There’s something about the Proms that brings out the star quality in visiting orchestras – and their conductors. Plenty already think that Klaus Mäkelä wafts clouds of stardust wherever he goes – including the managements of both the Concertgebouw and the Chicago Symphony orchestras, who have announced him as their new chief from 2027 – but any doubters would have been swayed by this Prom with the Orchestre de Paris.
The programme, at once crowd-pleasing and satisfyingly meaty, was about as Parisian as they come: Debussy’s Prélude à l’après-midi d’un faune; Stravinsky’s Petrushka, written for Paris’s Ballets Russes; and Berlioz’s Symphonie fantastique, one of this orchestra’s calling-cards. Each was played with the kind of care and technical precision that might seem merely polished in the context of a recording but was electrifying in the hall.
Indeed, Mäkelä seemed confident that he had us all in the palm of his hand from the off. Less that a minute into the Debussy he was already holding a pause in the music long enough so that we could really feel the silence – nobody dared breathe, let alone cough. In Petrushka, the rude contrabassoon note that rounds off the freewheeling fairground music drew a genuine out-loud laugh from around the audience that I’ve never heard before in this piece.
Each of these three storytelling works unfolded with engaging narrative spark, but there were so many relishable moments within them: the flute solos in the Debussy, blooming a little more sensuous every time; the spatial effects in the open-air scenes of the Stravinsky, with some things sounding exhilaratingly close, others distant; the way in which the violins played the opening tune of the Berlioz, sweetly but without vibrato, making it sound like the beginning of a story of long ago. The most animated passages went at white-knuckle tempos, but the orchestra was up for a sprint. The timpanists were visibly having a whale of a time.

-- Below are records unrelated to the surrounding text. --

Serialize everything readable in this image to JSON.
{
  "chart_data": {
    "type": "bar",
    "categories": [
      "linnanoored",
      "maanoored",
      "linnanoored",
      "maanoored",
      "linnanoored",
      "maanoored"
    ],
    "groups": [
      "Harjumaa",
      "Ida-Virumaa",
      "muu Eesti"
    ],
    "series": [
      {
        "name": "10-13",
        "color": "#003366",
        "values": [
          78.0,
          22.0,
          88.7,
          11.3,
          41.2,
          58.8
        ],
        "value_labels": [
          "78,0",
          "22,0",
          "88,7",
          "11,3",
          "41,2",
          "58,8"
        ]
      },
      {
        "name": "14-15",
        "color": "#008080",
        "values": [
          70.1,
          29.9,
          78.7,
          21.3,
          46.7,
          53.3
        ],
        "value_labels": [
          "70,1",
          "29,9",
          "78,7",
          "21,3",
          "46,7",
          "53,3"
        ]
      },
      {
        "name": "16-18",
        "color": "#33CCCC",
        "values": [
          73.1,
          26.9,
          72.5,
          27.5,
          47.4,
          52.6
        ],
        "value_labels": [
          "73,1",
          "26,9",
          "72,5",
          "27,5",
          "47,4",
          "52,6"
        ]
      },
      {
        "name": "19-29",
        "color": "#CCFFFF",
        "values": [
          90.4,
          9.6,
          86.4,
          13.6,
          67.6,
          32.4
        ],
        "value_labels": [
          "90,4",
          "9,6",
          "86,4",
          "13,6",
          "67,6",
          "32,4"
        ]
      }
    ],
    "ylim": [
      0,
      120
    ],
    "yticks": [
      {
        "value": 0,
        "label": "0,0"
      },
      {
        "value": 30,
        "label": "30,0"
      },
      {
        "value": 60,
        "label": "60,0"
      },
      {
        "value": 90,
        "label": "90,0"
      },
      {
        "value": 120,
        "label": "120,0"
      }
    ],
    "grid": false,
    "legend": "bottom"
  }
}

There were plenty of big gestures from Mäkelä, especially in the hard-driven final two movements of the Berlioz. But more often his conducting was neat, contained and, best of all, sometimes barely there at all. After three years in charge of this orchestra, Mäkelä can trust his musicians enough to put down his arms and let them get on with it. There’s no loss of momentum when this happens, just a feeling of an elite team at work. Mäkelä is a star, no doubt, and the proof of it is that he makes his players look and sound like stars, too.